Dorie Clark, welcome to the show.

Elizabeth, it is good to be here.

I’m so happy to have you. I’ve been following you for quite some time and took some machinations to get you. I got you. I want to talk to you about one of your many topics, long-term strategic thinking. Before we start, the question I ask all my guests is if you could interview somebody who’s no longer with us, who would it be, what would you ask them, and who should be listening?

I always have a little bit of a historical affinity to Theodore Roosevelt. He’s a little bit out of favor now for his imperial mustachio bravado. He was a really interesting guy and such a unique thinker. Some of his quotes have endured.
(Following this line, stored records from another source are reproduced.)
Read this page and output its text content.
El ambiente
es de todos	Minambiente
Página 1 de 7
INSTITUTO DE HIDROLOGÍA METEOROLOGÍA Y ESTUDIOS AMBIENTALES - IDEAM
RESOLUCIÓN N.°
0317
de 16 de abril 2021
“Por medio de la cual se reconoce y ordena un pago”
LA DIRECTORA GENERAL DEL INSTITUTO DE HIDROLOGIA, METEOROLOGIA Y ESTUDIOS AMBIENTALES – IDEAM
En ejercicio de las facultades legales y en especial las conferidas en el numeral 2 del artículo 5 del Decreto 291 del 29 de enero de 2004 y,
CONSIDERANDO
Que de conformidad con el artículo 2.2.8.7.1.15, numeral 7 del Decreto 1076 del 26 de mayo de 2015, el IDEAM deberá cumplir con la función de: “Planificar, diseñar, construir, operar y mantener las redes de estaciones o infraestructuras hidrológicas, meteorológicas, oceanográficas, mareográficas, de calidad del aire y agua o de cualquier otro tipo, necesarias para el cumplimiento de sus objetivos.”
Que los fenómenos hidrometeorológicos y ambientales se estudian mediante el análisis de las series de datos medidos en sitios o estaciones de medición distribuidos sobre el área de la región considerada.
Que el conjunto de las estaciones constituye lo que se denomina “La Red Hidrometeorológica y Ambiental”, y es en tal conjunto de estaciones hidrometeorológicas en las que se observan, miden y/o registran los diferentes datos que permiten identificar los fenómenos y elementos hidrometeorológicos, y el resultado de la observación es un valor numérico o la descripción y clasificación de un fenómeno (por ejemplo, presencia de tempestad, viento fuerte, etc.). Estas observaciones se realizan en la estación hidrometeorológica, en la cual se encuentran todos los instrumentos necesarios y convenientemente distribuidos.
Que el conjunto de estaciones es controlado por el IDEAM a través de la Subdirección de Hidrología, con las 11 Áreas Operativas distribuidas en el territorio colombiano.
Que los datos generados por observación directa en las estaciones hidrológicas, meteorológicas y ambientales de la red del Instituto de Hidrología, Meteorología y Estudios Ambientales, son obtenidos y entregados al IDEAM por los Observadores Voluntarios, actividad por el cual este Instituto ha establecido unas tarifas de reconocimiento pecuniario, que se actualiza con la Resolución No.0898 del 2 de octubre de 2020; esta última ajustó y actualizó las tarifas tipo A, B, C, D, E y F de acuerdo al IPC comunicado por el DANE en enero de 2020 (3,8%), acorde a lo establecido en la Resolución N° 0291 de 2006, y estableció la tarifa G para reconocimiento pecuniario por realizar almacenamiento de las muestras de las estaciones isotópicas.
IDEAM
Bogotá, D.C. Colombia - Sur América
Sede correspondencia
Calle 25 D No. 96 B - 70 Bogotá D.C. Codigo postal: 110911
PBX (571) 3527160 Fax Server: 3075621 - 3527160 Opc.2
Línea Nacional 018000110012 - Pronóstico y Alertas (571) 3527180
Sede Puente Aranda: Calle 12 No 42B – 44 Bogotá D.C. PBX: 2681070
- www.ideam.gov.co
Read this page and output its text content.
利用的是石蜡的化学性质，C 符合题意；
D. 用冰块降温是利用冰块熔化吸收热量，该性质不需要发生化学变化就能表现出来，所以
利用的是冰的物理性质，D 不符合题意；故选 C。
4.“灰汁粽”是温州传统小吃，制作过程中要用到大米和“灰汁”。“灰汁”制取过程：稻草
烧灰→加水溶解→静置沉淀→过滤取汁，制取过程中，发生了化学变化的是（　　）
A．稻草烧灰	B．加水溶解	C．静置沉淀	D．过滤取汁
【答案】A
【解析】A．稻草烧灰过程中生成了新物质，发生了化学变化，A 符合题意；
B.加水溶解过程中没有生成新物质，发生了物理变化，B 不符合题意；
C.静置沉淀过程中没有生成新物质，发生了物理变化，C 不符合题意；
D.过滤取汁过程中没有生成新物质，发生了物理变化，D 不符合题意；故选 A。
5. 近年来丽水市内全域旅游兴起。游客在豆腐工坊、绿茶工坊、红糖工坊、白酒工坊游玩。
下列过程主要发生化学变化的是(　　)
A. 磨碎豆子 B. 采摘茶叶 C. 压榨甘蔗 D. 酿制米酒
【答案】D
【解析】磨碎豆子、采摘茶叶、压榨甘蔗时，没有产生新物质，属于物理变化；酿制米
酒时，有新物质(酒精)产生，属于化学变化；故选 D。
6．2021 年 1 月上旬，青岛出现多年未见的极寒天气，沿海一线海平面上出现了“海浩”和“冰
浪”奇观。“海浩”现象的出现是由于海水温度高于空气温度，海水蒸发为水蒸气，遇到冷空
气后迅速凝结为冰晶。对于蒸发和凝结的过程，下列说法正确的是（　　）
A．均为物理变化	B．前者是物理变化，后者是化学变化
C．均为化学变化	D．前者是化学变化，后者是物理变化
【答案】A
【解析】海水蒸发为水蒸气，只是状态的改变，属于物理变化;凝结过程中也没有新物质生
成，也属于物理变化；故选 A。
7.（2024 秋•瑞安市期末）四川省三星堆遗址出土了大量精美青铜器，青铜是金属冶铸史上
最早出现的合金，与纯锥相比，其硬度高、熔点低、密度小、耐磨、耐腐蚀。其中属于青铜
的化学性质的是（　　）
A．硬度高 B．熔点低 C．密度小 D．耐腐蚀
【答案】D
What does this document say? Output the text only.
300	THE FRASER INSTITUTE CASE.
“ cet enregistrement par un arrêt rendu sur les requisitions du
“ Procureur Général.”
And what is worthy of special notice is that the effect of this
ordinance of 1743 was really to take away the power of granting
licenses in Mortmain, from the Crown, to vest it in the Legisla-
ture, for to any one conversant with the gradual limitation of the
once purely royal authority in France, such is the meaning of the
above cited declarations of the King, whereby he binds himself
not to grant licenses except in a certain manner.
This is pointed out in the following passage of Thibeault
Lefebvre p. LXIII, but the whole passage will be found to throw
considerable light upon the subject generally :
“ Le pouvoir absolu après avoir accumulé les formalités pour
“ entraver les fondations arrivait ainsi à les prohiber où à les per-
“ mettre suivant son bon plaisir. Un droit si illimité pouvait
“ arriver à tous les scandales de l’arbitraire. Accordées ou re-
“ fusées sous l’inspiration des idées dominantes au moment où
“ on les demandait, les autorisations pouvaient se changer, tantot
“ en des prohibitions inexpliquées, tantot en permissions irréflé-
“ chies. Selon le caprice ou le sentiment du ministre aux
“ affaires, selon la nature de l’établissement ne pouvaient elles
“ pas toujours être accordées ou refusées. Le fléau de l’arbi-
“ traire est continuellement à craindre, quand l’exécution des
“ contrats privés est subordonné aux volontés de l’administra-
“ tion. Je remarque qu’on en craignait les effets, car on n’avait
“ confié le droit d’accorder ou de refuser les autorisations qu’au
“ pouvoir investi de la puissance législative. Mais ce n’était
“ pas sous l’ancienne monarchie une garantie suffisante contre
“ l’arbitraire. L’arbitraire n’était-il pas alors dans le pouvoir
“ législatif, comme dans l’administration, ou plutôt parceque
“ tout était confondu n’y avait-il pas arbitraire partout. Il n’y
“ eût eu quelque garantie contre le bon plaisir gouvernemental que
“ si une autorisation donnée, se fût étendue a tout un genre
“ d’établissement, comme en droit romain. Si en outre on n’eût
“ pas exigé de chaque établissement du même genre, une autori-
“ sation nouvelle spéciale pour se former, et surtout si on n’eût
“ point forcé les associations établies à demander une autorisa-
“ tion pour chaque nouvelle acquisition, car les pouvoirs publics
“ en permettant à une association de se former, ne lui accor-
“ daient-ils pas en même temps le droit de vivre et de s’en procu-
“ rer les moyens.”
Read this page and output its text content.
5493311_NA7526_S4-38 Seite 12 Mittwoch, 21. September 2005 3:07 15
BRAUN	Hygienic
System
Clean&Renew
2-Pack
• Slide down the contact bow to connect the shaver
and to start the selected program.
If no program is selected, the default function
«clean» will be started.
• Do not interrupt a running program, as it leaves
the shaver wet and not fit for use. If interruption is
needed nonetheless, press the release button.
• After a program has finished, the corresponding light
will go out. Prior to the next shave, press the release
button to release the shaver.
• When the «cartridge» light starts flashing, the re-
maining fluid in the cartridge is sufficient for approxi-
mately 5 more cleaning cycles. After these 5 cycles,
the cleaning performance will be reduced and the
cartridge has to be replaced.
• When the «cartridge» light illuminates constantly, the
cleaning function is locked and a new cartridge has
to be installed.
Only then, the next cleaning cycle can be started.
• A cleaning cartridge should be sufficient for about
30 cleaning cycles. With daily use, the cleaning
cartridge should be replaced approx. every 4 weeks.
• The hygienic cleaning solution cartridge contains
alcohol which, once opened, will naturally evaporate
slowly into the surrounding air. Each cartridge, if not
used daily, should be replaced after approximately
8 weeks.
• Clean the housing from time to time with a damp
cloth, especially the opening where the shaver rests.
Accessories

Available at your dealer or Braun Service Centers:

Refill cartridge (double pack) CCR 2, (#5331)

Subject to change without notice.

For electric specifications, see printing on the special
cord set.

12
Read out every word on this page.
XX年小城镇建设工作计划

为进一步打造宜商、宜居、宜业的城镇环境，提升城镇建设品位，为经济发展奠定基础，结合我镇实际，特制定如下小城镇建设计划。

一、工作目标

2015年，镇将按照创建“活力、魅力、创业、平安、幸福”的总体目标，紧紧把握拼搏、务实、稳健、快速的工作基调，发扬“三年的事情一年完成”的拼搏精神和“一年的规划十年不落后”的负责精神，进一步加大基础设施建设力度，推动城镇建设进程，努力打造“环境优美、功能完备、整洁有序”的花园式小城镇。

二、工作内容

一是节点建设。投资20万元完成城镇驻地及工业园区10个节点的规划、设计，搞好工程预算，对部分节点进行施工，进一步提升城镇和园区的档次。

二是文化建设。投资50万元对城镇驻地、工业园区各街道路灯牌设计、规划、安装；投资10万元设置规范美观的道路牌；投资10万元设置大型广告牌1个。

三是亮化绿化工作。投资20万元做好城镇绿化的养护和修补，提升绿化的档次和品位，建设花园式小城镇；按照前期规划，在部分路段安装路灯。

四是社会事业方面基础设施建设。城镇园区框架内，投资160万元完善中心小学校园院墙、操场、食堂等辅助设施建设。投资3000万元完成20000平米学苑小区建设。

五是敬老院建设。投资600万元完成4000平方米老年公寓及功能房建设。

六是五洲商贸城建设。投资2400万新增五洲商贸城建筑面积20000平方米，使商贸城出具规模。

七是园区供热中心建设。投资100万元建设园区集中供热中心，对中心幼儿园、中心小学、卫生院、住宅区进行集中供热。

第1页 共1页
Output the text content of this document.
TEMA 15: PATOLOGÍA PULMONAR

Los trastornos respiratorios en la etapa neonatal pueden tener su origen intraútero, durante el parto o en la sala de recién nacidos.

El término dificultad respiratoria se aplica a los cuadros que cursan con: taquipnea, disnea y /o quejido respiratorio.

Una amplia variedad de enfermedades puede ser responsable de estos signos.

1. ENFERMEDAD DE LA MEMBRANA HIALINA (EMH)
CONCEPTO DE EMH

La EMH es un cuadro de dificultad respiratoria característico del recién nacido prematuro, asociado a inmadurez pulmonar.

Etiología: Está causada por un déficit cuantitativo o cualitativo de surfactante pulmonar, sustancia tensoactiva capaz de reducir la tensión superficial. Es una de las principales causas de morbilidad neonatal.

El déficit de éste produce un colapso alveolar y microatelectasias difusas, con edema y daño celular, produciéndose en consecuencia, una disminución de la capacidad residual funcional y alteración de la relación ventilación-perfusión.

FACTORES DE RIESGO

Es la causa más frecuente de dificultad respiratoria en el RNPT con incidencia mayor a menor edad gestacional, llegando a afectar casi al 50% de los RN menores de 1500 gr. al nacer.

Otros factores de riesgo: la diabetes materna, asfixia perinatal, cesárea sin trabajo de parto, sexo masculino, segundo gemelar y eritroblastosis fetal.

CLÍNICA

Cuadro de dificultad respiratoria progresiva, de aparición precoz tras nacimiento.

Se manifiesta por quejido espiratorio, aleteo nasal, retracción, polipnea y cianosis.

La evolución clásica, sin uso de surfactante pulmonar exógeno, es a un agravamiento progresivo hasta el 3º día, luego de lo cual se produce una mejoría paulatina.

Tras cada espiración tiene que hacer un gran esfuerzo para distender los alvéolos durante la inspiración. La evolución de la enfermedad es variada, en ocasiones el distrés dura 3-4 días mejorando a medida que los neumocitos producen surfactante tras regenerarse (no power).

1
Brené Brown has famously popularized one of his about The Man in the Arena, “It is not the critic who counts,” and all of that.

My favorite Theodore Roosevelt quote is a different one, which seems very Theodore Roosevelt, at least in terms of the brand that has come down over time, which is “In any moment of crisis or high stakes decision, the best thing you can do is the right thing. The next best thing you can do is the wrong thing. The worst thing you can do is nothing.” I’m like, “That’s right. You got to make the move.” I respect that. It would be a very interesting conversation with him.

What would you ask him?

One of his lasting things that has stayed with us is about conservation and national parks. I would be interested in getting his take on climate change. That was not a thing that 100-plus years ago people were thinking about or needed to think about at the time. I’d be fascinated with what his perspective is on that pressing contemporary issue.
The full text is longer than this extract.